September 2017

LEGAL EASE: Using securitisation

Bryony-RobottomDebt funds and banks today are using EU regulations to engage in loan portfolio financing at attractive rates using securitised fund finance techniques. Post-financial crisis, the traditional fund relationship with securitised portfolios has expanded and it is fast becoming apparent that the new fund/bank partnership around this model is a very good match.

During the crisis, the collapse of products that were using securitisation gave the tool a bad press. The liquidity squeeze that spread across the system saw questionable practices uncovered and corrected through value loss across the system. In some places, securitisation models were accused of being the cause, plagued with issues so fundamental that they should be banned. That is akin to blaming splitting the atom for nuclear hostilities – in fact, securitisation is efficient, helpful and can be put to good use in the right context.

At a basic level, it is a tool for processing loan assets involving suppliers (originators), warehouses (holding vehicles), sorters, graders and packers (rating agencies, financial institutions), advertisers and traders (marketing, investor relations) and buyers (investors). What was described, around the time of the crisis, as a ‘brave new world’ all sounds rather familiar. So what of the post-crisis evolution?

Bank capital and risk-retention requirements have long been changing behaviours. Bank lending capacity has been curtailed, market participants need to deal with risk retention and banks continue to shed NPL and non-core assets. The role of funds in this space has expanded in a number of ways and managers are exploiting securitisation as a risk-sharing tool far beyond the traditional mezzanine investment role.

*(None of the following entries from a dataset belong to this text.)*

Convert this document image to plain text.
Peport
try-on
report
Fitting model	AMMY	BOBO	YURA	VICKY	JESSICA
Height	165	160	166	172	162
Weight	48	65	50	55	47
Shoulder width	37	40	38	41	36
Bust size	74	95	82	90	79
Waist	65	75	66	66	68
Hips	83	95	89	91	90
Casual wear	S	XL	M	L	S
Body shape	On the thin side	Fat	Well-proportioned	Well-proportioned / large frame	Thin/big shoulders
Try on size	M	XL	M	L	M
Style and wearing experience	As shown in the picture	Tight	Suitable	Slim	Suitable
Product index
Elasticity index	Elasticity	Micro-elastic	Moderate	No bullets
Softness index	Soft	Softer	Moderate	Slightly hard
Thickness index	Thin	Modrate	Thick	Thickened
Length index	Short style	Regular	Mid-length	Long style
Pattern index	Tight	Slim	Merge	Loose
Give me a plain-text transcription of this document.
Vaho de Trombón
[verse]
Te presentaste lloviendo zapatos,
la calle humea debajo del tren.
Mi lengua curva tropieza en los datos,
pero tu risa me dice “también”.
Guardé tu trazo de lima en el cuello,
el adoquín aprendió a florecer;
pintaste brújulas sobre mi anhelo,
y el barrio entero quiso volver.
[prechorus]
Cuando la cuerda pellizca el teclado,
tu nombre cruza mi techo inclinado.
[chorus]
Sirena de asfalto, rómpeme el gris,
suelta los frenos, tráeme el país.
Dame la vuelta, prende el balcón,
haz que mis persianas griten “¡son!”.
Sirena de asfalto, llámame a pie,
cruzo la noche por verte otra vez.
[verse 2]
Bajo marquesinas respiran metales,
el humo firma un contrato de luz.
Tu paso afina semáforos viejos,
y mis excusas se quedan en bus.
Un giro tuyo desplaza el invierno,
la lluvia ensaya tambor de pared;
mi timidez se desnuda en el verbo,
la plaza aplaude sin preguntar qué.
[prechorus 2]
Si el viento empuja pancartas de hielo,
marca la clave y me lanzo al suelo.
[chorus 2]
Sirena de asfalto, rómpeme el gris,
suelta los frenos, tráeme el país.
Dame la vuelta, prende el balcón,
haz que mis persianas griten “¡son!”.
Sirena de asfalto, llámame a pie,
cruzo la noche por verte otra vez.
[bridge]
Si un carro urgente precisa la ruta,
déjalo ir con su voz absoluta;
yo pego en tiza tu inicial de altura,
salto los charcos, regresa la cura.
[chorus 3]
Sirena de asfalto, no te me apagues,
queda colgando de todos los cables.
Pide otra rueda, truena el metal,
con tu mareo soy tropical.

Amongst other developments, managers seeking fund finance are able to find cheap leverage for their collateral pools by structuring loans within the securitisation regulations.

Securitisation regulations were written from the perspective of a collateralised debt obligation structure so some interpretation of the definitions is required, however, through good structuring, they can be used to enable attractively priced capital delivery to funds to finance their loan portfolio investments. By structuring fund loans within the regulations, banks can engage indirectly in these markets whilst lowering their capital obligations on the debt. Meanwhile, funds can leverage their portfolios cheaply, freeing up capital to make more investments and providing essential liquidity in the space. Ultimately, the regulations play into this hand - well-structured, tranched debt arrangements permit banks to take advantage of lower capital requirements and for obvious reasons, funds generally don’t have an issue with a ‘first loss piece’ which simply boils down to an LTV calculation.

Risk-sharing transactions have matured: they got clean, got hitched in honest partnerships with other market participants, did some health-and-safety training and got (risk-retention) glasses to correct short-sightedness. Risk-sharing between funds and banks in a fund finance context is reducing the pricing for recycling loan portfolios and assisting with liquidity generation for the real economy. Securitisation is a very important piece of this financial architecture - appropriately operated, it will have a valuable place for years to come.